Catastrophe dans les chaumières! L’obtention des fameux championnats avait plongé les gens dans un océan d’indifférence, mais leur perte leur est présentée comme une calamité d’envergure internationale. Rappelez-vous que, traditionnellement, les Montréalais boycottent ce genre de compétition, qui n’arrive décidément pas à la cheville des concours de tracteurs.

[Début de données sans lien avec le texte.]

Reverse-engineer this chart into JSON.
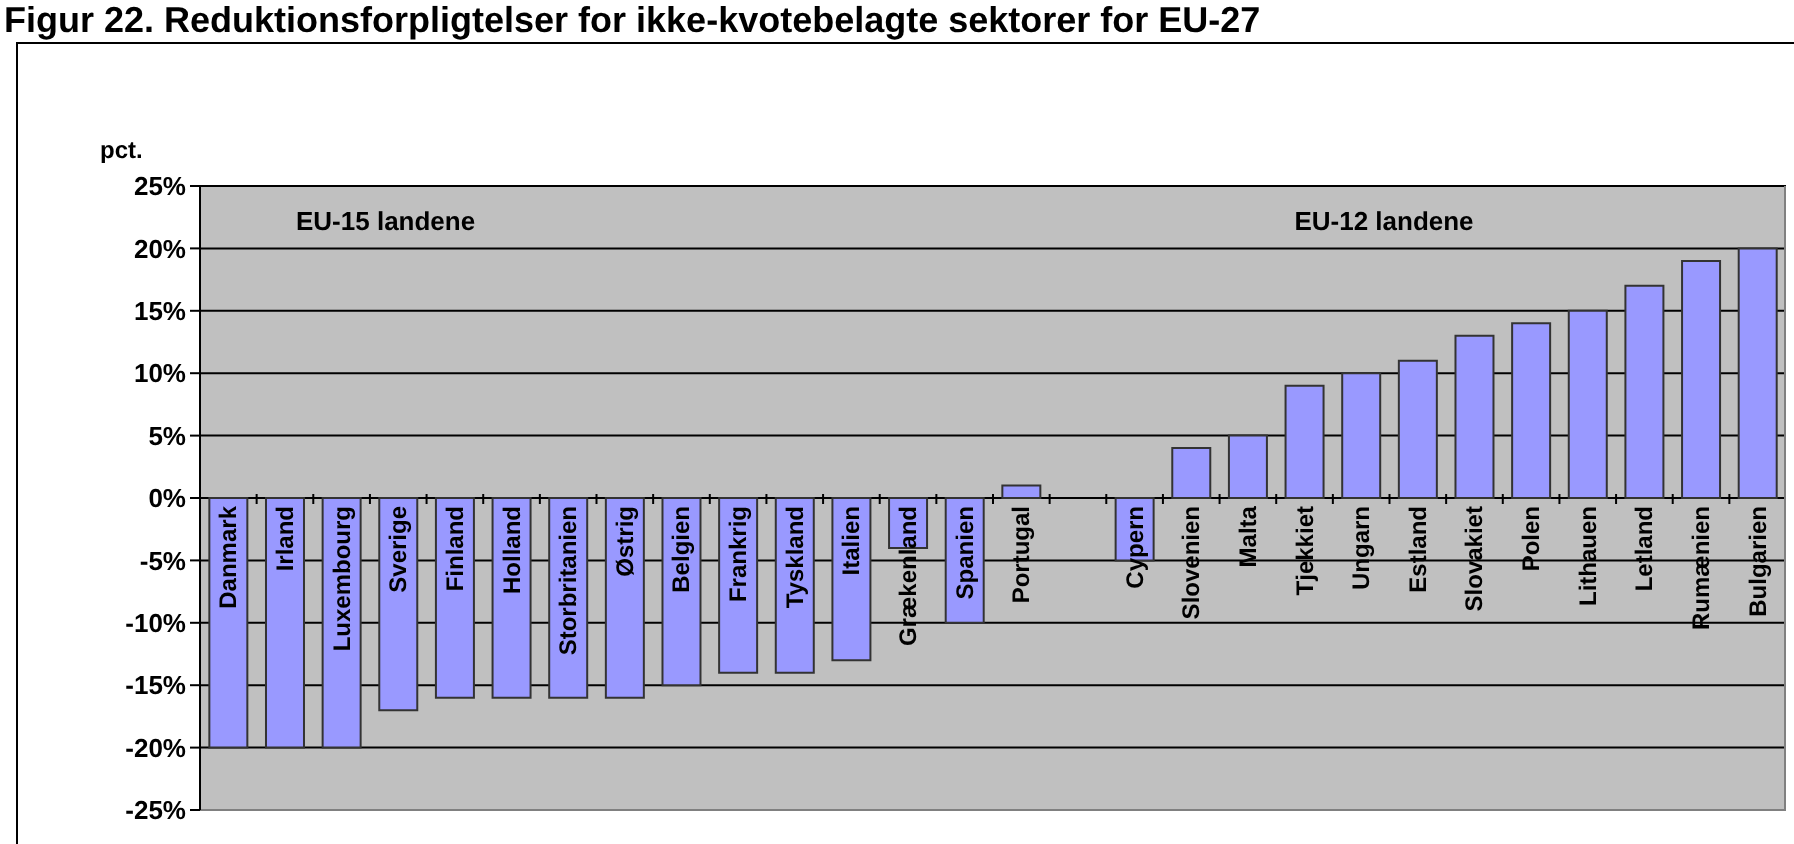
{
  "chart_data": {
    "type": "bar",
    "title": "Figur 22. Reduktionsforpligtelser for ikke-kvotebelagte sektorer for EU-27",
    "ylabel": "pct.",
    "annotations": [
      "EU-15 landene",
      "EU-12 landene"
    ],
    "categories": [
      "Danmark",
      "Irland",
      "Luxembourg",
      "Sverige",
      "Finland",
      "Holland",
      "Storbritanien",
      "Østrig",
      "Belgien",
      "Frankrig",
      "Tyskland",
      "Italien",
      "Grækenland",
      "Spanien",
      "Portugal",
      null,
      "Cypern",
      "Slovenien",
      "Malta",
      "Tjekkiet",
      "Ungarn",
      "Estland",
      "Slovakiet",
      "Polen",
      "Lithauen",
      "Letland",
      "Rumænien",
      "Bulgarien"
    ],
    "values": [
      -20,
      -20,
      -20,
      -17,
      -16,
      -16,
      -16,
      -16,
      -15,
      -14,
      -14,
      -13,
      -4,
      -10,
      1,
      null,
      -5,
      4,
      5,
      9,
      10,
      11,
      13,
      14,
      15,
      17,
      19,
      20
    ],
    "color": "#9999ff",
    "ylim": [
      -25,
      25
    ],
    "yticks": [
      {
        "value": 25,
        "label": "25%"
      },
      {
        "value": 20,
        "label": "20%"
      },
      {
        "value": 15,
        "label": "15%"
      },
      {
        "value": 10,
        "label": "10%"
      },
      {
        "value": 5,
        "label": "5%"
      },
      {
        "value": 0,
        "label": "0%"
      },
      {
        "value": -5,
        "label": "-5%"
      },
      {
        "value": -10,
        "label": "-10%"
      },
      {
        "value": -15,
        "label": "-15%"
      },
      {
        "value": -20,
        "label": "-20%"
      },
      {
        "value": -25,
        "label": "-25%"
      }
    ],
    "grid": "y"
  }
}
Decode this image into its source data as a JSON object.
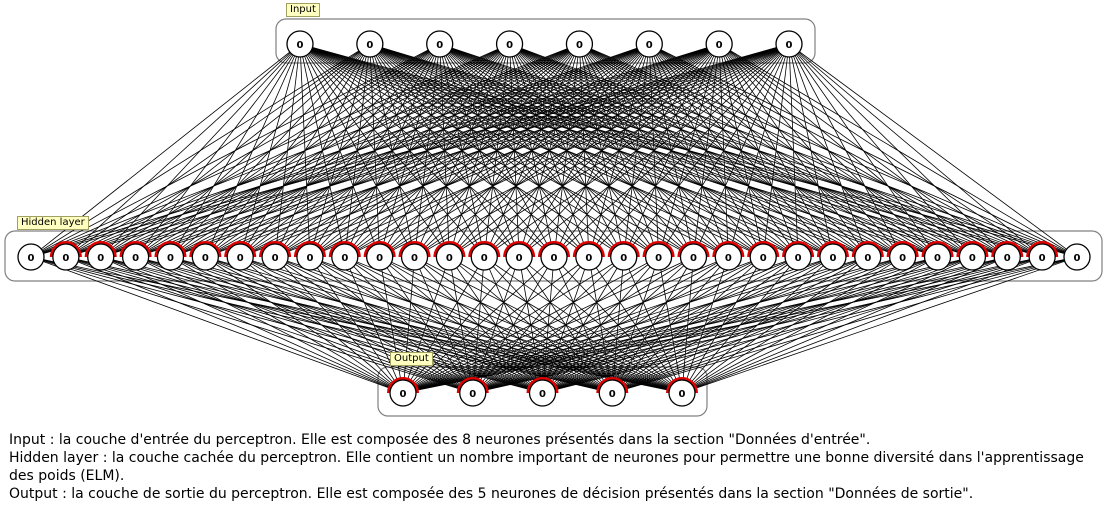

Bref, le maire Tremblay bat le rappel des forces vives de sa municipalité ainsi souffletée. D’une main, il relève le défi, et de l’autre empoigne le bâton du pèlerin. Nulle dépense ne sera trop lourde – de toute façon, il s’en fout : c’est pas son fric – pour ramener dans sa ville ce fleuron sportif qui, soudain, est devenu un élément identitaire indispensable.

Mais, heureusement, force revient au bon droit. Après des jours de rencontres et de tractations, not’ bon maire peut revenir la tête haute, toute entourée d’une nuée de feuilles de laurier que le peuple en liesse jette par brassées entières sur son passage. La méchante FINA a cédé devant ses arguments, tous plus justes les uns que les autres : les Championnats du monde de sport aquatique 2005 avaient réintégré leur ville. Bonheur! Joie et Noël! Not’ bon maire avait vaincu l’obscurantisme de la vieille Europe et affirmé par le fait même notre irrésistible vitalité.

Mais qu’a bien pu dire Gérald Tremblay pour faire ainsi fléchir Mustafa Larfaoui, le président de la FINA? Oh, pas grand-chose. Seulement que Montréal allait combler tout déficit que les Championnats pourraient éventuellement générer.

Comment dit-on en anglais? « De la musique aux oreilles de M. Larfaoui »?

La morale de cette histoire, mes chers amis, est la suivante. Les entreprises privées qui gravitent autour de l’organisation d’un tel événement – et il y en a, croyez-moi – vont encaisser les profits. Et qui va ramasser la facture? Mais vous et moi, voyons. Parce que, franchement, pensez-vous vraiment que, maintenant que la ville s’est engagée à couvrir les dépenses, les commanditaires vont se bousculer au portillon? Non parce que, d’habitude, ça marche comme dans la business : le commanditaire investit de l’argent et il en retire des dividendes sous forme de publicité ou de diverses retombées. En fait, les Championnats du monde de sport aquatique 2005 comporteront peut-être une épreuve supplémentaire cette année : nager dans les dettes. Mais elle ne sera pas réservée aux athlètes, celle-là.

Au fond, not’ bon maire Gérald Tremblay est le tout premier de nos hommes politiques à nous donner une illustration saisissante de ce à quoi les fameux Partenariats Public-Privé vont ressembler.